I am a web designer and sometimes developer in the Milwaukee area. I created beautiful, standards compliant webpages that are not only usable, but deliciously delightful. Check out my portfolio.

  • The Case For Semantic HTML

    First, to understand why we should use semantic HTML, we need to understand it. It its most simplest form, semantic HTML is using HTML the way it was designed to be used. Sounds simple enough? I think so; yet the majority of pages out there are not written semantically. If they’ve even progressed to tableless (and so many haven’t) then they’re div heavy and have no meaning semantically. A div is just a page division, and should be used as such, not a generic holding container.

    Instead, we should be working towards marking up code based on the content. If something is a block of text that resembles a paragraph, then the p tag should be used. If it needs some extra positioning or style changes, then it should be applied to that tag, not an additional div or span thrown around it and the styling set on that.

    So now we understand what it is, we can talk about why its important.

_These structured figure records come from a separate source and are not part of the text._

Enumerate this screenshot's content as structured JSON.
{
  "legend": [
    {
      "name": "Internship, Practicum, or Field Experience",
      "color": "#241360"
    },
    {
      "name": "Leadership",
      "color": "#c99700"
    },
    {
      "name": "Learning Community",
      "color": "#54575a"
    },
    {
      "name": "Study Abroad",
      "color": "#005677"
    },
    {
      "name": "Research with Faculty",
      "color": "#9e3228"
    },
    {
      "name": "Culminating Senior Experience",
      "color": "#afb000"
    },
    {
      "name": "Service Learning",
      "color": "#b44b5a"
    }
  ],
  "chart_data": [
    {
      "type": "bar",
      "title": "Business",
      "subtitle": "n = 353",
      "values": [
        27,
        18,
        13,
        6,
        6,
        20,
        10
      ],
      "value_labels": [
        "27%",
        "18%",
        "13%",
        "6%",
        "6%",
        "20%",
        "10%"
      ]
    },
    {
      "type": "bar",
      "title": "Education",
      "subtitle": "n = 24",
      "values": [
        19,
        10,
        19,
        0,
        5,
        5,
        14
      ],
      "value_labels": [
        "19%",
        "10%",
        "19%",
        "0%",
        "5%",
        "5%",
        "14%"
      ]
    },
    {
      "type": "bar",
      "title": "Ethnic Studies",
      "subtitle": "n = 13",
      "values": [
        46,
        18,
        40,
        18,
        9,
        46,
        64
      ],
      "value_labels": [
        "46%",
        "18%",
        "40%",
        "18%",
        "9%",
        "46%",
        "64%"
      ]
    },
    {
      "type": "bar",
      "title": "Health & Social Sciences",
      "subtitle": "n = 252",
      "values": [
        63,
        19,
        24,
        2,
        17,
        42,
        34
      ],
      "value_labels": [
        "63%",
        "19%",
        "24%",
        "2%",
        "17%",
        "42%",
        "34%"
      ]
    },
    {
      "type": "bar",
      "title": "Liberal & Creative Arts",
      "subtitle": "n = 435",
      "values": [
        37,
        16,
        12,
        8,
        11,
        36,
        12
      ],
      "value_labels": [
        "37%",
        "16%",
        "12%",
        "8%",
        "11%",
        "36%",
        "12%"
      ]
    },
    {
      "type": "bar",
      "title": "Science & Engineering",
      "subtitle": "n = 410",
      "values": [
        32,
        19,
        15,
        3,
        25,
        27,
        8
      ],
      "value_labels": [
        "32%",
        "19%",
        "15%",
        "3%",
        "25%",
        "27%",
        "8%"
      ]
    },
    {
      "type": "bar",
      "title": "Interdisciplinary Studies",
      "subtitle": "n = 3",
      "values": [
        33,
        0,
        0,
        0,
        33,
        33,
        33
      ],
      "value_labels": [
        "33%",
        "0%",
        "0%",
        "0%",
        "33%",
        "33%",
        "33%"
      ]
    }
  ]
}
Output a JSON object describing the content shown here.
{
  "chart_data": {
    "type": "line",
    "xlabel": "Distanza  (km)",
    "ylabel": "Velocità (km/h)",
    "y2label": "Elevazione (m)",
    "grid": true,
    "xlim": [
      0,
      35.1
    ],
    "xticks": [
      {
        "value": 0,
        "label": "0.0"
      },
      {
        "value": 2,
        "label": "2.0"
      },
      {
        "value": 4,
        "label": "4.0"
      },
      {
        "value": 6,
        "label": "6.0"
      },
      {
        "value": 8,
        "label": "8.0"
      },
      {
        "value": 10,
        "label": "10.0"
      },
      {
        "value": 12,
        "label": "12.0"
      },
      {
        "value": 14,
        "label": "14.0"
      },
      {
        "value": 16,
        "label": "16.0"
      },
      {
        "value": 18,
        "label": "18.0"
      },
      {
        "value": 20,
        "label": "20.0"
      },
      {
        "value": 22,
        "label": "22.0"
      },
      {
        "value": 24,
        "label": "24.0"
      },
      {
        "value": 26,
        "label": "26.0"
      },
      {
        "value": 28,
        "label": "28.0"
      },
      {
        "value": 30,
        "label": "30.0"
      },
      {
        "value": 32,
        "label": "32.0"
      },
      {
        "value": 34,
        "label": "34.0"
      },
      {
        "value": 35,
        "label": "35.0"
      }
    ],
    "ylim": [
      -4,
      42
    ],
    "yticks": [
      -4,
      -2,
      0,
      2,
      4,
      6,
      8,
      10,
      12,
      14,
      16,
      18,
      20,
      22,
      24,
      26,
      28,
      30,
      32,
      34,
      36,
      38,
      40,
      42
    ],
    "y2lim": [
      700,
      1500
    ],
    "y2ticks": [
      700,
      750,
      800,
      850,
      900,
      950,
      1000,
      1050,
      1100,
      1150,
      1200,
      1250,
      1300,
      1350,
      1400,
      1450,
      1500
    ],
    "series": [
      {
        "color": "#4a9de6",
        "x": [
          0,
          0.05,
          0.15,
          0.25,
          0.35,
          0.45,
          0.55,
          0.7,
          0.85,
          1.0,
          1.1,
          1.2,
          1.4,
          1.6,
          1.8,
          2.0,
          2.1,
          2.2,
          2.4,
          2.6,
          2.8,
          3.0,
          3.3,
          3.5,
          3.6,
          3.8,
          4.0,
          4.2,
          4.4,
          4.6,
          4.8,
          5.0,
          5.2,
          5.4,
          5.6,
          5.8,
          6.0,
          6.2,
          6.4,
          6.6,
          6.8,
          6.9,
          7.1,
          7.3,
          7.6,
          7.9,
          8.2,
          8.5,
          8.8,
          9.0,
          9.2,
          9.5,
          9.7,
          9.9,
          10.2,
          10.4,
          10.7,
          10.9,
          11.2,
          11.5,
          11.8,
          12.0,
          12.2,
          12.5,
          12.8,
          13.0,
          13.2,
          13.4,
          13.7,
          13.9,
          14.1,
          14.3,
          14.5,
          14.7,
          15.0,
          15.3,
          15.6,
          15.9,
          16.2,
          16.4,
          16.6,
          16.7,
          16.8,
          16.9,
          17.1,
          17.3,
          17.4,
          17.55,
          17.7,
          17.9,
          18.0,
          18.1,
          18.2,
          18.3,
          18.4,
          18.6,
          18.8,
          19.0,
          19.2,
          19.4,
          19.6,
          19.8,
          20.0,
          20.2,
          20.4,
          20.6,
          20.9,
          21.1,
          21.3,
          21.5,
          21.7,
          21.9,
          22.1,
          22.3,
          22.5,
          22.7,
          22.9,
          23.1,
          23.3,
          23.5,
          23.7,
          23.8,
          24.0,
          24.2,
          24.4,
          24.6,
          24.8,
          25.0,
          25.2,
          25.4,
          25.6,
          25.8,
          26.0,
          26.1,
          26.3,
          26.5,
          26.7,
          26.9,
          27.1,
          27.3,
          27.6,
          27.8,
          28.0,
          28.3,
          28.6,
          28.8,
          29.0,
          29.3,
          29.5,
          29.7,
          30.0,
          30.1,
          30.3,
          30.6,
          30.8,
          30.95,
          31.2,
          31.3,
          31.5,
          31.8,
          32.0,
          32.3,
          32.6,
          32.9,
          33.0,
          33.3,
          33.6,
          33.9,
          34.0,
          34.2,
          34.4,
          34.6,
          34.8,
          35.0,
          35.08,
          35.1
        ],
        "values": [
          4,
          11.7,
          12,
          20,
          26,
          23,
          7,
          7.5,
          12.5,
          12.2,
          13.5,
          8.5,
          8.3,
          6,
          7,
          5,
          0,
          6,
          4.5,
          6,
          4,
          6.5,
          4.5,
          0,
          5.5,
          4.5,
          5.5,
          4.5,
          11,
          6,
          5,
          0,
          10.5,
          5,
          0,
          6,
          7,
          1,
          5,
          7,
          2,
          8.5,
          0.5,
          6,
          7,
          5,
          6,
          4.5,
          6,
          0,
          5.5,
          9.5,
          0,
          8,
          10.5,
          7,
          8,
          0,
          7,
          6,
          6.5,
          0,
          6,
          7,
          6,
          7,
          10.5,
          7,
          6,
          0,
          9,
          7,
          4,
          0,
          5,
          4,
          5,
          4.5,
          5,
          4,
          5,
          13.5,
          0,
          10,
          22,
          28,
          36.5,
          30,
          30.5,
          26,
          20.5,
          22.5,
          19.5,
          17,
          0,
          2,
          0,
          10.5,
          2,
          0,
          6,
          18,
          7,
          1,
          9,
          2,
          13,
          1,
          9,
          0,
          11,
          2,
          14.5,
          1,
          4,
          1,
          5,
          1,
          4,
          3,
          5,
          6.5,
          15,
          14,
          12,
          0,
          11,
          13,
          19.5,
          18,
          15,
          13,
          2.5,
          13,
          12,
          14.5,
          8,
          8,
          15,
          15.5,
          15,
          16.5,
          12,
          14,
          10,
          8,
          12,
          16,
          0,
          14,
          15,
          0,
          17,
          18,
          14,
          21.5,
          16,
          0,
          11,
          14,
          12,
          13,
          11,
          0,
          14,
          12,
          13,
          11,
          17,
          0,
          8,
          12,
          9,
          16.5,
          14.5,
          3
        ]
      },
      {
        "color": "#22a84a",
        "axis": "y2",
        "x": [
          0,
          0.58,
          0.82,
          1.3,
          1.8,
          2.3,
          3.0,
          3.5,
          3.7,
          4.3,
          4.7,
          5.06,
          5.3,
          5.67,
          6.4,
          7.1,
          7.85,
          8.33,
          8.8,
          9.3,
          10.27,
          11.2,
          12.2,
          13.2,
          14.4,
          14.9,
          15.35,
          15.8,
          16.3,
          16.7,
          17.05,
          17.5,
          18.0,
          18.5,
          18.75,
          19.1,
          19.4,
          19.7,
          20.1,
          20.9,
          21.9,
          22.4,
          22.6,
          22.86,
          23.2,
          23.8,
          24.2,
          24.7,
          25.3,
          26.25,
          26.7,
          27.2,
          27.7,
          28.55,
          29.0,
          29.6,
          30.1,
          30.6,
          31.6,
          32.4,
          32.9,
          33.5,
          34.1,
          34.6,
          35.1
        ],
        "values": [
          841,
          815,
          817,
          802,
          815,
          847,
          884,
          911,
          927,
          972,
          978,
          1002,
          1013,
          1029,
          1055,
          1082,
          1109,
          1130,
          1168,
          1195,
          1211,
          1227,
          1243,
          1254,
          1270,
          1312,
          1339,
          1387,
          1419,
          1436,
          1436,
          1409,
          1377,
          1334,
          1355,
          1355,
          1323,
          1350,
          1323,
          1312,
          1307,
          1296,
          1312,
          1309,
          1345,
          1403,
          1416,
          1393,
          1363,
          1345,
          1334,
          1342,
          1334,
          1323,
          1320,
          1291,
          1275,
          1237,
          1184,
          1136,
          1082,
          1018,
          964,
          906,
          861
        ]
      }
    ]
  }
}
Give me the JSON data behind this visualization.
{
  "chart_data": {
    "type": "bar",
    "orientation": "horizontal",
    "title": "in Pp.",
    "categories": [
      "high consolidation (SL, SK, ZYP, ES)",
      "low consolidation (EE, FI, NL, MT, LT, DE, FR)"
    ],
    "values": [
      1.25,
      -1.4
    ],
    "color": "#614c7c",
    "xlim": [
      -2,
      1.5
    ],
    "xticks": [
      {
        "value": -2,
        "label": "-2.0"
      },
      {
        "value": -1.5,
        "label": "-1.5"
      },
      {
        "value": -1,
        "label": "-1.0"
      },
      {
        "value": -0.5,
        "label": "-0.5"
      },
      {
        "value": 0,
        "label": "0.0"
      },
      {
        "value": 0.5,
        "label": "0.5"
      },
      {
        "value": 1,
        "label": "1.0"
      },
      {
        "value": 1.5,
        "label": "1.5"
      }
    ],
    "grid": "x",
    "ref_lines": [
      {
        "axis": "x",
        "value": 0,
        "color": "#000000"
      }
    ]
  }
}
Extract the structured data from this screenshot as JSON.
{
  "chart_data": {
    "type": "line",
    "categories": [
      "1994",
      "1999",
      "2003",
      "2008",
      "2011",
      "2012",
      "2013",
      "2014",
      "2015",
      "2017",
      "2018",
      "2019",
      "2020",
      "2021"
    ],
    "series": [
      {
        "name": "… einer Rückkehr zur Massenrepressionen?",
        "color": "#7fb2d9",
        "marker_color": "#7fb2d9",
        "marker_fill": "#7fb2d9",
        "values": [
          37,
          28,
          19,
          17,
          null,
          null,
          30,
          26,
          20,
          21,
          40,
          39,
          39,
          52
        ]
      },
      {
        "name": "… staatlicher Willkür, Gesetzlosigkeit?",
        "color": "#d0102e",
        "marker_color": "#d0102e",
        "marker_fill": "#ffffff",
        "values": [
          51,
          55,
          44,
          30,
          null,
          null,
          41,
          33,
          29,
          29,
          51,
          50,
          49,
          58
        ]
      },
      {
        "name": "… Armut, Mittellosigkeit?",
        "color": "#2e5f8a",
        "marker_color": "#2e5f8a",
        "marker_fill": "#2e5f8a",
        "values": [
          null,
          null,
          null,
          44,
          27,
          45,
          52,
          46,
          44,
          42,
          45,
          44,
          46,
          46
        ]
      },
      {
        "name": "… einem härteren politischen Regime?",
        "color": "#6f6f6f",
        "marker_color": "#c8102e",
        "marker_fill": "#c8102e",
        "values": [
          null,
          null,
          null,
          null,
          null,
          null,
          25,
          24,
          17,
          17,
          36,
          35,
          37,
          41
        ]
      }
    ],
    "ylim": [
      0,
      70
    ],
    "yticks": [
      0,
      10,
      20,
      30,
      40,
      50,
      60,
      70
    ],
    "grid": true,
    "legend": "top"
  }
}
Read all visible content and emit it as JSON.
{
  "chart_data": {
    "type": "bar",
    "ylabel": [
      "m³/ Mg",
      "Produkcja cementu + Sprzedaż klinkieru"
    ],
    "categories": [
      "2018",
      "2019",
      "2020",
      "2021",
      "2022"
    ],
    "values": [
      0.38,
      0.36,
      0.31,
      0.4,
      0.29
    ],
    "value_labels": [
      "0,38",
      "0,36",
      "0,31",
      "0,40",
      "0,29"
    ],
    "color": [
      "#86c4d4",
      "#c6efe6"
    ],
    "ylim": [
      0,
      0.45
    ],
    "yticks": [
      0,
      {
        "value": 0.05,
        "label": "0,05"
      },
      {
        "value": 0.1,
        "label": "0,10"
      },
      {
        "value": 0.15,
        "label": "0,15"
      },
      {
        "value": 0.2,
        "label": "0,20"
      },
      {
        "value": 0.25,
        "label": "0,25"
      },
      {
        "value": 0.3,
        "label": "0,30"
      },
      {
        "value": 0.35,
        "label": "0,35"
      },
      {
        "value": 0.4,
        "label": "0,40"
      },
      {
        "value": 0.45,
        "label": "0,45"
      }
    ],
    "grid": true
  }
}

    • Search engine “friendly”. Already one step towards search engine optimization.
    • Easier to validate. If you use a div as an actual page division, it is highly unlikely you’ll use it incorrectly in, say, a paragraph.
    • Easier for multiple people to work on. If everyone is coding the same way, and the code makes logical sense with the content, then anyone can easily pick up where someone else left off without spending hours trying to figure out what the other person was doing.
    • Future proofing. If we’re coding semantically, we’re more likely to have our code continue to work in future browsers because we’re using it as the standards defined. If we’re not using the correct HTML, we run the risk of our code not working as we originally intended if a browser becomes more strict.
    • Prepare for web 3.0, the semantic web. It is believed that the next phase of the web will be the semantic web, where all data is defined by what it contains. For example, we won’t see paragraphs, we’ll see paragraphs about old houses. Likely, xhtml will gravitate more like xml with descriptive tags. For example, a shopping cart might have a <product> tag and in that, a <price> tag. Starting to use current xhtml semantically prepares us for that transition.XHTML 2 is abandoned, sadly.
    • Page load time. According to Yahoo, extra DOM objects will slow down a page. So the more extraneous divs you have, and the more problems you’re going to have in the long run with page load times. For small sites with minimal visitors, this might not be such a bad thing, but larger sites with heavy traffic could see a big impact.

    It amazes me in today’s day and age there is still any question about the value of writing semantic markup. Yet read the comments over at Smashing Magazine and you can see how many people out there not only don’t get it, but argue vehemently about why the wrong way is better. Yet if you want to make flexible, long lasting sites, this is the only way to do it. Its all right there in the w3c specs.